Su historia queda amenizada por un ritmo narrativo rápido, aunque no trepidante –a diferencia de otras novelas más actuales, que parecen confundir acción con convulsión–, en el que los paisajes y la reflexión de los personajes enmarcan un listado de batallas continuas, tanto personales como grupales. El uso de un narrador omnisciente y de un estilo muy directo a la hora de reproducir los diálogos ayudan a enganchar al lector, que no siente que pierde el tiempo en extravagantes digresiones. Que conste que Herbert hubiera podido hacerlo, al estilo de Jules Verne o de Emilio Salgari cuando nos presentan esos otros mundos en los que todos ellos se recrean; y, sin embargo, no comete pecado similar: da la suficiente información como para imaginarnos los universos dunianos, creyéndonoslos, pero nunca reposa en ellos tanto como para agotar las posibilidades de la imaginación del lector. Cuando una escena se alarga en el tiempo y durante varios capítulos, Herbert emprende viaje –literalmente a otros planetas– para ofrecernos la cara opuesta.

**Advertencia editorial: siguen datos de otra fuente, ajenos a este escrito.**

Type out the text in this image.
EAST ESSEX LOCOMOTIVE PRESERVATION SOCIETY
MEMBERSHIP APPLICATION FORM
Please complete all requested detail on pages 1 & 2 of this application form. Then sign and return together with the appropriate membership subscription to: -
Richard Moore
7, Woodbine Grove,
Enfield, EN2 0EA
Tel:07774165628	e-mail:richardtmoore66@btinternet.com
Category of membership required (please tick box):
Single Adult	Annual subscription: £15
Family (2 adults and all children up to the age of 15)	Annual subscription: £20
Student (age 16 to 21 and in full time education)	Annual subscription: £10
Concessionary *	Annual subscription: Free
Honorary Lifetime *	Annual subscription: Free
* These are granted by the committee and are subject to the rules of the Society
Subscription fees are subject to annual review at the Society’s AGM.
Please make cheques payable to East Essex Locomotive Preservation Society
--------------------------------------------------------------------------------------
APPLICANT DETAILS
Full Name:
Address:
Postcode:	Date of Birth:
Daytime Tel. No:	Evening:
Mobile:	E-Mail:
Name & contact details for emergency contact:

El juego Atreides-Harkonnen, que consiste en alternar un plano y otro, dejándonos ver las dos caras de la misma intriga –de la misma familia, como sabremos más adelante–, se sucede a lo largo de la novela sin que decaiga el ritmo narrativo.
Lo que une todos estos cosmos -el romano, el musulmán, el medieval, el griego- es la ecología, en el sentido más estricto de estudio del ecosistema. ¿Cómo una novela de los años 60 puede resultar tan actual? En pleno cambio climático, los ecólogos de Arrakis operan en la dirección contraria a la que parecemos llevar en la actualidad: pretenden convertir el erial en un vergel. Impacta el detallismo de las mejores tecnologías imaginadas por Herbert para poder sobrevivir en el desierto; pero sobre todo impacta la voluntad férrea de los Fremen de modificar su entorno para lograr obtener de él una vida digna: una vida humana. Eso sí, una sin inteligencia artificial, cuya presencia el autor se encarga de borrar compensándola con formaciones específicas para hombres y mujeres: la de los mentat, la de las Bene Gesserit, etc.
Es difícil transmitir solo en unos cuantos párrafos el buen gusto que permanece en mi paladar después de esta relectura. Pocas suponen una revelación; la mayoría, especialmente si son libros consumidos en la juventud, acaban convirtiéndose en una pequeña decepción, pues esa primera lectura, cuando el mundo se despliega por primera vez ante ojos adolescentes, no volverá a producirse más adelante. Sin embargo, hoy me he dado cuenta de que con once o doce años no entendí demasiado Dune.
Y eso me lleva a preguntarme: cuando no se comprende lo que se lee, ¿qué poso deja? ¿Cuál es el impacto de un libro que se leyó cuando no tocaba? ¿O es que está ahí, en el fondo, esperando a ser leído una segunda vez, para envenenar el alma con el gozo inesperado del (re)descubrimiento? ¿Permitirá esa nueva lectura entrever el pasado y el futuro al tiempo que se vive en el presente? ¿Nos convierte una relectura en mahdis, guías del Más Allá?